Je me suis retrouvé à poursuivre le chacal, durant Quais du polar, grande manifestation littéraire lyonnaise consacrée annuellement au genre policier. J’aimais bien l’idée de le traquer un peu, écouter, faire des photos à la sauvette, de conférences en séances promo, observant son manège, cet art consommé de la mine maussade et dangereuse qu’il affiche sur son visage.
Je dis le chacal parce que je pense que ça lui ferait plaisir. Un quotidien français, Libération, l’a mis en couverture, vendredi dernier, publiant une grande interview. Titre de première page: «Je suis un pervers, je suis un voyeur, je suis le chacal». J’ai donc été vers lui pour qu’il me signe mon exemplaire, je trouvais ça trop cool, même en me demandant s’il n’allait pas plutôt m’aboyer dessus (au sens propre, car il adore grogner ou aboyer, ses potes le surnomment Dog).
Mais non, il a regardé le journal, pris le stylo, a lentement entouré de noir la fin du titre, «je suis le chacal», avant de dessiner une vague flèche vers son visage et d’apposer son paraphe pourri et sinueux. Je vais l’encadrer, pour sûr. Comme une preuve de crime.
J’adore James Ellroy. Je le considère comme un des écrivains les plus importants et novateurs de ces dernières décennies. Le style, halètement des mots, rythme en syncope affolée, le lyrisme désespéré et brutal de ses livres m’ont attrapé alors que j’avais la vingtaine. Je suis tombé dessus par hasard, car c’est toujours par hasard que les grands livres vous arrivent dans la gueule. Si on savait à l’avance, on baisserait la tête, il faut du courage, ou ne pas faire attention, pour s’envoyer les vrais livres.
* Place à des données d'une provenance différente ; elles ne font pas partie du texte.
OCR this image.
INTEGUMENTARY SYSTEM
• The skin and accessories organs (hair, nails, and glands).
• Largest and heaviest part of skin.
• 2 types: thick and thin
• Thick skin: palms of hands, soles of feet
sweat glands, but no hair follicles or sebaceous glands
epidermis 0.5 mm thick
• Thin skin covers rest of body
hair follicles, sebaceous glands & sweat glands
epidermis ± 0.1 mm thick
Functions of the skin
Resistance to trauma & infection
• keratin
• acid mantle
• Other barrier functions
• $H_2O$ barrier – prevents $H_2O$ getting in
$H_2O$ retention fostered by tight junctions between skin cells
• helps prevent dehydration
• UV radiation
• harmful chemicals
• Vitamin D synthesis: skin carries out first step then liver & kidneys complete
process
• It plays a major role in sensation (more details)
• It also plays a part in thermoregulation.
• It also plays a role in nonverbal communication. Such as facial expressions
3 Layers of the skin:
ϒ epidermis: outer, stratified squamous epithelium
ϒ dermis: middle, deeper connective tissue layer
Ça s’appelait Lune sanglante, premier tome de la trilogie Lloyd Hopkins. C’est l’histoire classique d’un flic fêlé contre un tueur en série poète, et tout aussi fêlé. Le génie d’Ellroy est immédiat dans ce roman à vif, à l’os, dans sa façon aussi abrasive que violente de raconter en parallèle la dérive du policier et du tueur, insinuant en permanence un vertige, une connivence pas nette, perverse, sexuelle, et qui sonne plus vraie que la vie elle-même. On est au cœur du truc.
Je dois avoir à peu près tout lu de lui, depuis. Ma part d’ombre, en 1996, où il se lance enfin sur les traces de sa mère assassinée, est un livre complètement incroyable et bouleversant. «Ta mort définit ma vie. Je veux trouver l’amour que nous n’avons jamais eu et l’expliciter en ton nom. Je veux mettre tes secrets au grand jour. Je veux consumer la distance qui nous sépare. Je veux te donner vie.»
Dans Lyon, durant ces Quais du polar, il faisait son numéro sur fond de Perfidia (vieux tube mexicain jazzy qui fut un tube aux USA dans les années 40), titre de son prochain livre. Pour autant, on ne sait pas toujours très bien si c’est un numéro, justement: grande gueule, emphatique, délires sur Beethoven, chemises voyantes à manches courtes, tics et grimaces de psychopathe. Il est peut-être juste vraiment dingue, Ellroy. Je lui laisse le bénéfice du doute.
La question s’est aussi posée de son rapport aux Etats-Unis, durant une rencontre passionnante. La description dans son œuvre de tant de violence, turpitude, corruption, obsession, racisme et hystérie sexuelle était-elle de nature à donner volontairement une image négative de son pays? Il a répondu que c’était l’inverse, qu’il ne faisait ainsi que célébrer la grandeur américaine, fouillant dans ses bas-fonds, prenant sur lui tous les péchés du monde. James Ellroy est proche de la sainteté.